DEAR PEGGY: I have celiac disease, and I wonder if I can substitute cornstarch in recipes that call for flour. —H.P., Clifton Park, New York
It's now estimated that one in every 133 Americans has celiac disease, an immune response to the gluten found in wheat, barley and rye. For celiac sufferers, eating gluten-filled foods can damage intestines and affect nutrient absorption.
Corn doesn't contain gluten, so you can substitute cornstarch in sauces and soups that use flour as a thickener. But there are a few things to remember:
- Cornstarch is a more powerful thickener than flour, so you'll need less. Start with half as much cornstarch for the flour listed in the recipe.

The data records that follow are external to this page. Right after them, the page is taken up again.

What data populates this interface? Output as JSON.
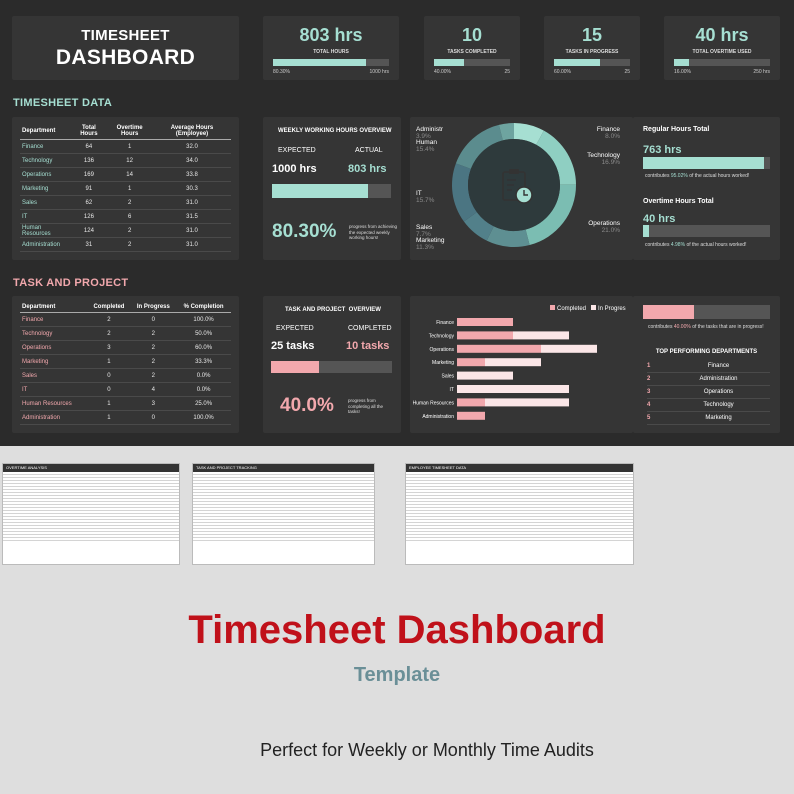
{
  "dashboard": {
    "title_line1": "TIMESHEET",
    "title_line2": "DASHBOARD",
    "kpis": [
      {
        "value": "803 hrs",
        "label": "TOTAL HOURS",
        "left": "80.30%",
        "right": "1000 hrs",
        "fill": 0.803
      },
      {
        "value": "10",
        "label": "TASKS COMPLETED",
        "left": "40.00%",
        "right": "25",
        "fill": 0.4
      },
      {
        "value": "15",
        "label": "TASKS IN PROGRESS",
        "left": "60.00%",
        "right": "25",
        "fill": 0.6
      },
      {
        "value": "40 hrs",
        "label": "TOTAL OVERTIME USED",
        "left": "16.00%",
        "right": "250 hrs",
        "fill": 0.16
      }
    ],
    "timesheet_section": "TIMESHEET DATA",
    "timesheet_table": {
      "headers": [
        "Department",
        "Total Hours",
        "Overtime Hours",
        "Average Hours (Employee)"
      ],
      "rows": [
        [
          "Finance",
          "64",
          "1",
          "32.0"
        ],
        [
          "Technology",
          "136",
          "12",
          "34.0"
        ],
        [
          "Operations",
          "169",
          "14",
          "33.8"
        ],
        [
          "Marketing",
          "91",
          "1",
          "30.3"
        ],
        [
          "Sales",
          "62",
          "2",
          "31.0"
        ],
        [
          "IT",
          "126",
          "6",
          "31.5"
        ],
        [
          "Human Resources",
          "124",
          "2",
          "31.0"
        ],
        [
          "Administration",
          "31",
          "2",
          "31.0"
        ]
      ]
    },
    "weekly": {
      "title": "WEEKLY WORKING HOURS OVERVIEW",
      "expected_label": "EXPECTED",
      "actual_label": "ACTUAL",
      "expected_value": "1000 hrs",
      "actual_value": "803 hrs",
      "fill": 0.803,
      "percent": "80.30%",
      "percent_note": "progress from achieving the expected weekly working hours!"
    },
    "donut": {
      "labels_left": [
        {
          "name": "Administr",
          "pct": "3.9%"
        },
        {
          "name": "Human",
          "pct": "15.4%"
        },
        {
          "name": "IT",
          "pct": "15.7%"
        },
        {
          "name": "Sales",
          "pct": "7.7%"
        },
        {
          "name": "Marketing",
          "pct": "11.3%"
        }
      ],
      "labels_right": [
        {
          "name": "Finance",
          "pct": "8.0%"
        },
        {
          "name": "Technology",
          "pct": "16.9%"
        },
        {
          "name": "Operations",
          "pct": "21.0%"
        }
      ],
      "segments": [
        {
          "name": "Finance",
          "value": 8.0,
          "color": "#a6dfd2"
        },
        {
          "name": "Technology",
          "value": 16.9,
          "color": "#8fcfc2"
        },
        {
          "name": "Operations",
          "value": 21.0,
          "color": "#7bbdb2"
        },
        {
          "name": "Marketing",
          "value": 11.3,
          "color": "#5e8f92"
        },
        {
          "name": "Sales",
          "value": 7.7,
          "color": "#52808a"
        },
        {
          "name": "IT",
          "value": 15.7,
          "color": "#4b7582"
        },
        {
          "name": "Human",
          "value": 15.4,
          "color": "#5b8c8e"
        },
        {
          "name": "Administr",
          "value": 3.9,
          "color": "#6ea4a0"
        }
      ]
    },
    "regular": {
      "title": "Regular Hours Total",
      "value": "763 hrs",
      "fill": 0.9502,
      "note_pre": "contributes",
      "note_pct": "95.02%",
      "note_post": "of the actual hours worked!"
    },
    "overtime": {
      "title": "Overtime Hours Total",
      "value": "40 hrs",
      "fill": 0.0498,
      "note_pre": "contributes",
      "note_pct": "4.98%",
      "note_post": "of the actual hours worked!"
    },
    "task_section": "TASK AND PROJECT",
    "task_table": {
      "headers": [
        "Department",
        "Completed",
        "In Progress",
        "% Completion"
      ],
      "rows": [
        [
          "Finance",
          "2",
          "0",
          "100.0%"
        ],
        [
          "Technology",
          "2",
          "2",
          "50.0%"
        ],
        [
          "Operations",
          "3",
          "2",
          "60.0%"
        ],
        [
          "Marketing",
          "1",
          "2",
          "33.3%"
        ],
        [
          "Sales",
          "0",
          "2",
          "0.0%"
        ],
        [
          "IT",
          "0",
          "4",
          "0.0%"
        ],
        [
          "Human Resources",
          "1",
          "3",
          "25.0%"
        ],
        [
          "Administration",
          "1",
          "0",
          "100.0%"
        ]
      ]
    },
    "task_overview": {
      "title": "TASK AND PROJECT  OVERVIEW",
      "expected_label": "EXPECTED",
      "completed_label": "COMPLETED",
      "expected_value": "25 tasks",
      "completed_value": "10 tasks",
      "fill": 0.4,
      "percent": "40.0%",
      "percent_note": "progress from completing all the tasks!"
    },
    "task_chart": {
      "legend_completed": "Completed",
      "legend_in_progress": "In Progres",
      "categories": [
        "Finance",
        "Technology",
        "Operations",
        "Marketing",
        "Sales",
        "IT",
        "Human Resources",
        "Administration"
      ],
      "completed": [
        2,
        2,
        3,
        1,
        0,
        0,
        1,
        1
      ],
      "in_progress": [
        0,
        2,
        2,
        2,
        2,
        4,
        3,
        0
      ],
      "max": 6,
      "color_completed": "#f2a8ad",
      "color_in_progress": "#fbe6e7"
    },
    "top": {
      "bar_fill": 0.4,
      "note_pre": "contributes",
      "note_pct": "40.00%",
      "note_post": "of the tasks that are in progress!",
      "title": "TOP PERFORMING DEPARTMENTS",
      "items": [
        {
          "rank": "1",
          "name": "Finance"
        },
        {
          "rank": "2",
          "name": "Administration"
        },
        {
          "rank": "3",
          "name": "Operations"
        },
        {
          "rank": "4",
          "name": "Technology"
        },
        {
          "rank": "5",
          "name": "Marketing"
        }
      ]
    }
  },
  "previews": [
    {
      "title": "OVERTIME ANALYSIS"
    },
    {
      "title": "TASK AND PROJECT TRACKING"
    },
    {
      "title": "EMPLOYEE TIMESHEET DATA"
    }
  ],
  "promo": {
    "title": "Timesheet Dashboard",
    "subtitle": "Template",
    "tagline": "Perfect for Weekly or Monthly Time Audits"
  },
  "colors": {
    "teal": "#a6dfd2",
    "pink": "#f2a8ad",
    "red": "#c0111a",
    "dark": "#2b2b2b"
  }
}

- Cornstarch breaks down faster than flour, so it must be added at the end of cooking. Combine cornstarch with cold water until smooth and stir into the sauce or soup. Bring to a boil; cook and stir until thickened.
- Sauces and soups thickened with cornstarch that are chilled and reheated may not maintain the same consistency as when they're fresh.

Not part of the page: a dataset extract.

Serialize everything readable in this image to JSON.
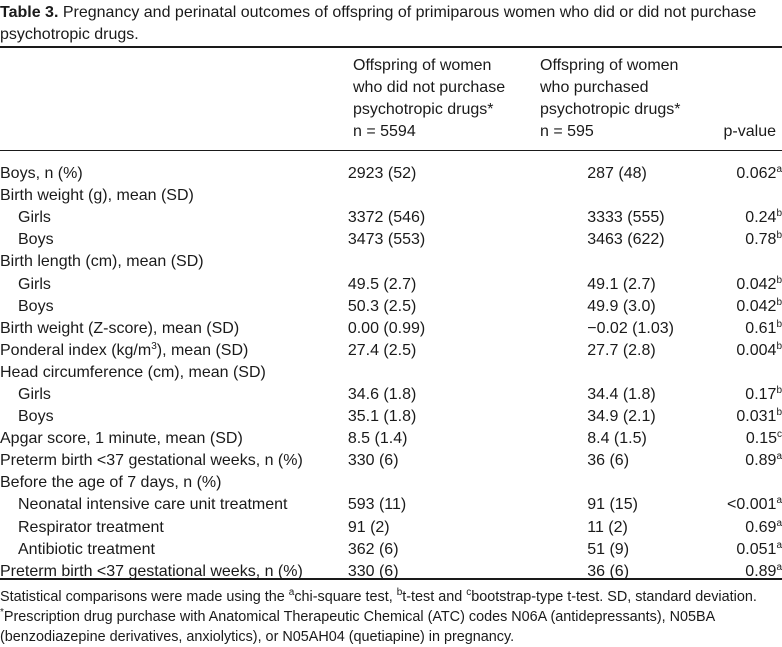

- The protein in flour gives breads, cakes and baked goods their structure. Since cornstarch lacks this protein, it can't be used as a substitute in baked goods. Experiment with rice, tapioca and buckwheat flour and fine cornmeal instead.
- Many new gluten-free foods can be found on grocery store shelves. Look for gluten-free cake, bread and cookie mixes as well as the alternative products mentioned above.